Pro-tip: In modern environments, str.trim() actually handles most Unicode whitespace (including NBSP U+00A0) automatically. However, keeping the explicit regex is safer for legacy support and provides more explicit control over what constitutes whitespace in your pipeline.

Note the trim step: translators often accidentally leave trailing spaces when editing in web-based translation platforms, which can mess up UI alignment or button sizing. This catches that common mistake.

This is not a complete solution for every case, but it catches the most common sources of invisible-character bugs. Add it to your translation file import logic and apply it to any content coming from external translators or agencies.

For API-driven architectures, apply the same normalization when storing translations rather than only at read time.

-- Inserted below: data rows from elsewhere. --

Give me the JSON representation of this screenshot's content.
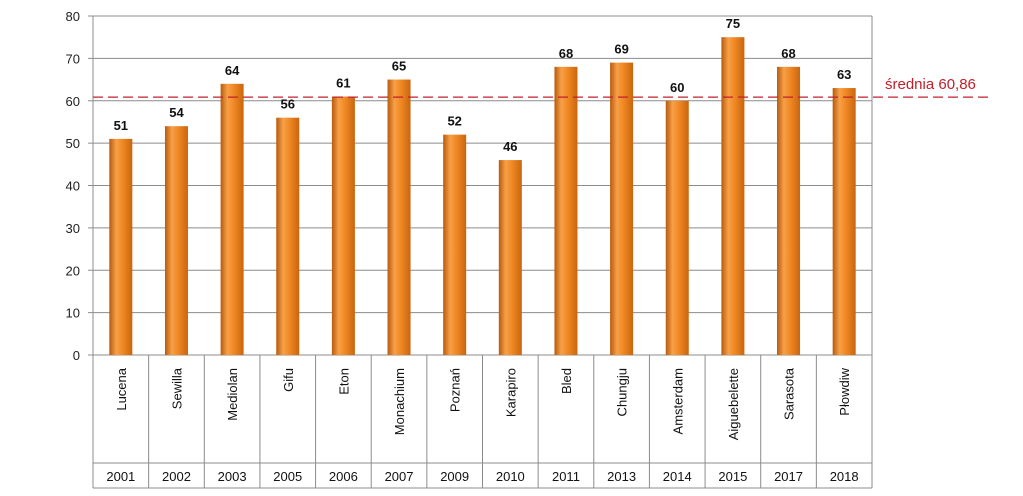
{
  "chart_data": {
    "type": "bar",
    "title": "",
    "xlabel": "",
    "ylabel": "",
    "ylim": [
      0,
      80
    ],
    "yticks": [
      0,
      10,
      20,
      30,
      40,
      50,
      60,
      70,
      80
    ],
    "grid": true,
    "categories": [
      "Lucena",
      "Sewilla",
      "Mediolan",
      "Gifu",
      "Eton",
      "Monachium",
      "Poznań",
      "Karapiro",
      "Bled",
      "Chungju",
      "Amsterdam",
      "Aiguebelette",
      "Sarasota",
      "Płowdiw"
    ],
    "years": [
      "2001",
      "2002",
      "2003",
      "2005",
      "2006",
      "2007",
      "2009",
      "2010",
      "2011",
      "2013",
      "2014",
      "2015",
      "2017",
      "2018"
    ],
    "values": [
      51,
      54,
      64,
      56,
      61,
      65,
      52,
      46,
      68,
      69,
      60,
      75,
      68,
      63
    ],
    "data_labels": [
      "51",
      "54",
      "64",
      "56",
      "61",
      "65",
      "52",
      "46",
      "68",
      "69",
      "60",
      "75",
      "68",
      "63"
    ],
    "average": {
      "value": 60.86,
      "label": "średnia 60,86",
      "color": "#c0202c"
    },
    "bar_color": "#f0841c"
  }
}
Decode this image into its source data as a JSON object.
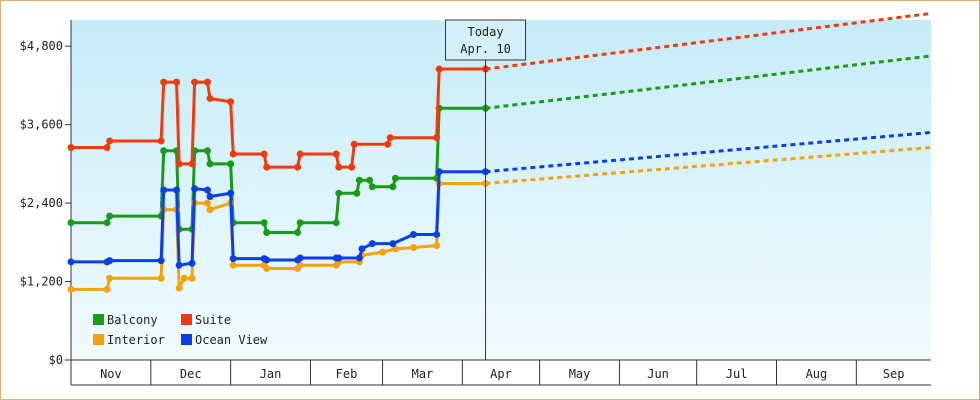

Storing normalized strings means you only normalize once.

At SimpleLocalize, we built our CLI tool and translation hosting to handle the heavy lifting of character encoding, but understanding these low-level traps helps you build more resilient localizations from the first line of code.

Where these bugs actually come from

Most Unicode issues do not originate in your codebase. They come in through translation files: content written in Word, exported from spreadsheets, copy-pasted from PDFs, or produced by translation agencies using tools with different Unicode defaults.

This is why the normalization logic above belongs in your import pipeline, not just in your user input handling. By the time a corrupted string reaches your application, it may already be stored in your database, committed to your repository, or cached on a CDN.

The most reliable strategy is to treat all incoming translation content as untrusted text, the same way you would treat user input, and normalize it at the point of ingestion rather than hoping the source is clean.

If you are building out your localization infrastructure from scratch, the complete technical guide to internationalization covers the full stack: translation key architecture, file formats, framework integration, locale detection, and CI/CD workflows.

Unicode correctness is a small part of that picture, but it is the part that causes the most baffling bugs when it goes wrong.